Whatever the rights and wrongs of trade unions "targetting the Olympics", as suggested by Len McLuskey, it's possible to spot some rationality in what he suggests. Compare this suggestion to an observation in Timothy Mitchell's paper (aka the best piece of social science I've read in about two years) 'Carbon Democracy' (now developed into a book I've not yet read). Remarking on the rise of coal as a source of industrial power in the 19th century, Mitchell writes:
Great quantities of energy now flowed along very narrow channels. Large numbers of workers had to be concentrated at the main junctions of these channels. Their position and concentration gave them, at certain moments, a new kind of political power. The power derived not just from the organizations they formed, the ideas they began to share or the political alliances they built, but from the extraordinary concentrations of carbon energy whose flow they could now slow, disrupt or cut off. Coal-miners played a leading role in contesting labour regimes and the powers of employers in the labour activism and political mobilization of the 1880s onwards. Between 1881 and 1905, coal-miners in the United States went on strike at a rate about three times the average for workers in all major industries, and double the rate of the next highest industry, tobacco manufacturing... The militancy of the miners can be attributed in part to the fact that moving carbon stores from the coal seam to the surface created unusually autonomous places and methods of work.
By contrast, Mitchell sees oil as transforming labour relations in the post-1945 era:
The material qualities and physical locations of oil made things different from with coal. Since it comes to the surface driven by underground pressure, either from the water trapped beneath it or the gas above it, oil required a smaller workforce than coal in relation to the quantity of energy produced. Workers remained above ground, under the continuous supervision of managers. Since the carbon occurs in liquid form, pumping stations and pipelines could replace railways as a means of transporting energy from the site of production to the places where it was used or shipped abroad. Pipelines were vulnerable, as we will see, but not as easy to incapacitate through strike actions as were the railways that carried coal.
This politics of bottlenecks recurs in what McLuskey is proposing for the Olympics.
Applied neoliberalism, in contrast to Hayek's imagined form, involves particular notions of national space and national public spheres. As David Harvey argues, and various critical geographers have explored, neoliberalism needs a form of nationalism and shared purpose in order to operate. It cannot only operate around logics of privatisation. And nowhere is this clearer than in its valorisation of competitive rituals and financial waste such as the Olympics. The Olympics, in Bataillian style, is the pressure valve for an otherwise entirely calculable, privatised worldview (needless to say, it is a carefully regulated, expertly governed pressure valve, and not a complete potlatch, although the money being wasted is akin to a form of wanton destruction).
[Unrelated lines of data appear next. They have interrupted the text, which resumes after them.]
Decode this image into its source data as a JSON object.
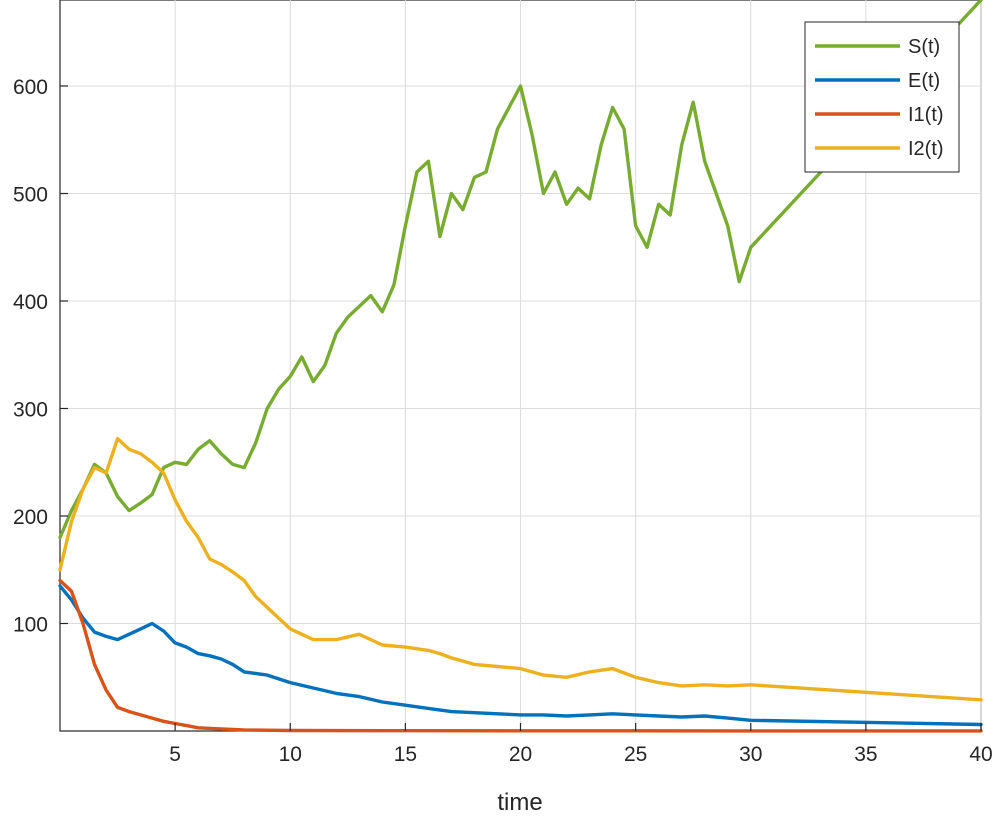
{
  "chart_data": {
    "type": "line",
    "title": "",
    "xlabel": "time",
    "ylabel": "",
    "xlim": [
      0,
      40
    ],
    "ylim": [
      0,
      680
    ],
    "xticks": [
      5,
      10,
      15,
      20,
      25,
      30,
      35,
      40
    ],
    "yticks": [
      100,
      200,
      300,
      400,
      500,
      600
    ],
    "grid": true,
    "legend_position": "top-right",
    "series": [
      {
        "name": "S(t)",
        "color": "#77AC30",
        "points": [
          [
            0,
            180
          ],
          [
            0.5,
            205
          ],
          [
            1,
            225
          ],
          [
            1.5,
            248
          ],
          [
            2,
            240
          ],
          [
            2.5,
            218
          ],
          [
            3,
            205
          ],
          [
            3.5,
            212
          ],
          [
            4,
            220
          ],
          [
            4.5,
            245
          ],
          [
            5,
            250
          ],
          [
            5.5,
            248
          ],
          [
            6,
            262
          ],
          [
            6.5,
            270
          ],
          [
            7,
            258
          ],
          [
            7.5,
            248
          ],
          [
            8,
            245
          ],
          [
            8.5,
            268
          ],
          [
            9,
            300
          ],
          [
            9.5,
            318
          ],
          [
            10,
            330
          ],
          [
            10.5,
            348
          ],
          [
            11,
            325
          ],
          [
            11.5,
            340
          ],
          [
            12,
            370
          ],
          [
            12.5,
            385
          ],
          [
            13,
            395
          ],
          [
            13.5,
            405
          ],
          [
            14,
            390
          ],
          [
            14.5,
            415
          ],
          [
            15,
            470
          ],
          [
            15.5,
            520
          ],
          [
            16,
            530
          ],
          [
            16.5,
            460
          ],
          [
            17,
            500
          ],
          [
            17.5,
            485
          ],
          [
            18,
            515
          ],
          [
            18.5,
            520
          ],
          [
            19,
            560
          ],
          [
            19.5,
            580
          ],
          [
            20,
            600
          ],
          [
            20.5,
            555
          ],
          [
            21,
            500
          ],
          [
            21.5,
            520
          ],
          [
            22,
            490
          ],
          [
            22.5,
            505
          ],
          [
            23,
            495
          ],
          [
            23.5,
            545
          ],
          [
            24,
            580
          ],
          [
            24.5,
            560
          ],
          [
            25,
            470
          ],
          [
            25.5,
            450
          ],
          [
            26,
            490
          ],
          [
            26.5,
            480
          ],
          [
            27,
            545
          ],
          [
            27.5,
            585
          ],
          [
            28,
            530
          ],
          [
            28.5,
            500
          ],
          [
            29,
            470
          ],
          [
            29.5,
            418
          ],
          [
            30,
            450
          ],
          [
            40,
            680
          ]
        ]
      },
      {
        "name": "E(t)",
        "color": "#0072BD",
        "points": [
          [
            0,
            135
          ],
          [
            0.5,
            122
          ],
          [
            1,
            105
          ],
          [
            1.5,
            92
          ],
          [
            2,
            88
          ],
          [
            2.5,
            85
          ],
          [
            3,
            90
          ],
          [
            3.5,
            95
          ],
          [
            4,
            100
          ],
          [
            4.5,
            93
          ],
          [
            5,
            82
          ],
          [
            5.5,
            78
          ],
          [
            6,
            72
          ],
          [
            6.5,
            70
          ],
          [
            7,
            67
          ],
          [
            7.5,
            62
          ],
          [
            8,
            55
          ],
          [
            9,
            52
          ],
          [
            10,
            45
          ],
          [
            11,
            40
          ],
          [
            12,
            35
          ],
          [
            13,
            32
          ],
          [
            14,
            27
          ],
          [
            15,
            24
          ],
          [
            16,
            21
          ],
          [
            17,
            18
          ],
          [
            18,
            17
          ],
          [
            19,
            16
          ],
          [
            20,
            15
          ],
          [
            21,
            15
          ],
          [
            22,
            14
          ],
          [
            23,
            15
          ],
          [
            24,
            16
          ],
          [
            25,
            15
          ],
          [
            26,
            14
          ],
          [
            27,
            13
          ],
          [
            28,
            14
          ],
          [
            29,
            12
          ],
          [
            30,
            10
          ],
          [
            40,
            6
          ]
        ]
      },
      {
        "name": "I1(t)",
        "color": "#D95319",
        "points": [
          [
            0,
            140
          ],
          [
            0.5,
            130
          ],
          [
            1,
            100
          ],
          [
            1.5,
            62
          ],
          [
            2,
            38
          ],
          [
            2.5,
            22
          ],
          [
            3,
            18
          ],
          [
            3.5,
            15
          ],
          [
            4,
            12
          ],
          [
            4.5,
            9
          ],
          [
            5,
            7
          ],
          [
            5.5,
            5
          ],
          [
            6,
            3
          ],
          [
            7,
            2
          ],
          [
            8,
            1
          ],
          [
            10,
            0.5
          ],
          [
            15,
            0.3
          ],
          [
            20,
            0.2
          ],
          [
            30,
            0.1
          ],
          [
            40,
            0.1
          ]
        ]
      },
      {
        "name": "I2(t)",
        "color": "#EDB120",
        "points": [
          [
            0,
            150
          ],
          [
            0.5,
            195
          ],
          [
            1,
            225
          ],
          [
            1.5,
            245
          ],
          [
            2,
            240
          ],
          [
            2.5,
            272
          ],
          [
            3,
            262
          ],
          [
            3.5,
            258
          ],
          [
            4,
            250
          ],
          [
            4.5,
            240
          ],
          [
            5,
            215
          ],
          [
            5.5,
            195
          ],
          [
            6,
            180
          ],
          [
            6.5,
            160
          ],
          [
            7,
            155
          ],
          [
            7.5,
            148
          ],
          [
            8,
            140
          ],
          [
            8.5,
            125
          ],
          [
            9,
            115
          ],
          [
            9.5,
            105
          ],
          [
            10,
            95
          ],
          [
            11,
            85
          ],
          [
            12,
            85
          ],
          [
            13,
            90
          ],
          [
            14,
            80
          ],
          [
            15,
            78
          ],
          [
            16,
            75
          ],
          [
            16.5,
            72
          ],
          [
            17,
            68
          ],
          [
            18,
            62
          ],
          [
            19,
            60
          ],
          [
            20,
            58
          ],
          [
            21,
            52
          ],
          [
            22,
            50
          ],
          [
            23,
            55
          ],
          [
            24,
            58
          ],
          [
            25,
            50
          ],
          [
            26,
            45
          ],
          [
            27,
            42
          ],
          [
            28,
            43
          ],
          [
            29,
            42
          ],
          [
            30,
            43
          ],
          [
            40,
            29
          ]
        ]
      }
    ]
  }
}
The Olympics requires high level political organisation and co-operation in order to be 'delivered'. It is a staged demonstration of who 'the British' collectively are, and how successfully we 'as a people' can manage projects. There is a crypto-socialism at work here, that is rather more explicit and popular than the crypto-socialism at work in (say) the public involvement in finance. While banks depend on the Treasury for bailouts and The Bank of England for occasional free money, they are relatively independent of the public sector for their day-to-day operation: Canary Wharf has private security, private drivers (or taxis) and quasi-private spaces. Finance depends on public support, but - like oil - it flows freely, liquidly between institutions, without there being bottlenecks that any of the rest of us can influence or disrupt (other than switching bank accounts). This makes it such an antidemocratic force in public life.
This is obviously not true of the Olympics, which as a form of public-economic good has properties closer to that of coal, in Mitchell's analysis. There is political and democratic risk attached, which creates some exotic forms of paranoia such as banning certain authors from libraries. Whether McLuskey is smart to be picking this fight is another matter; but opportunities to control a bottleneck in the modus operandi of neoliberalism do not come around every day, and it would be strange if unions didn't at least consider using that power, in the same as the coal-miners considered using their's in the 1880s and 90s.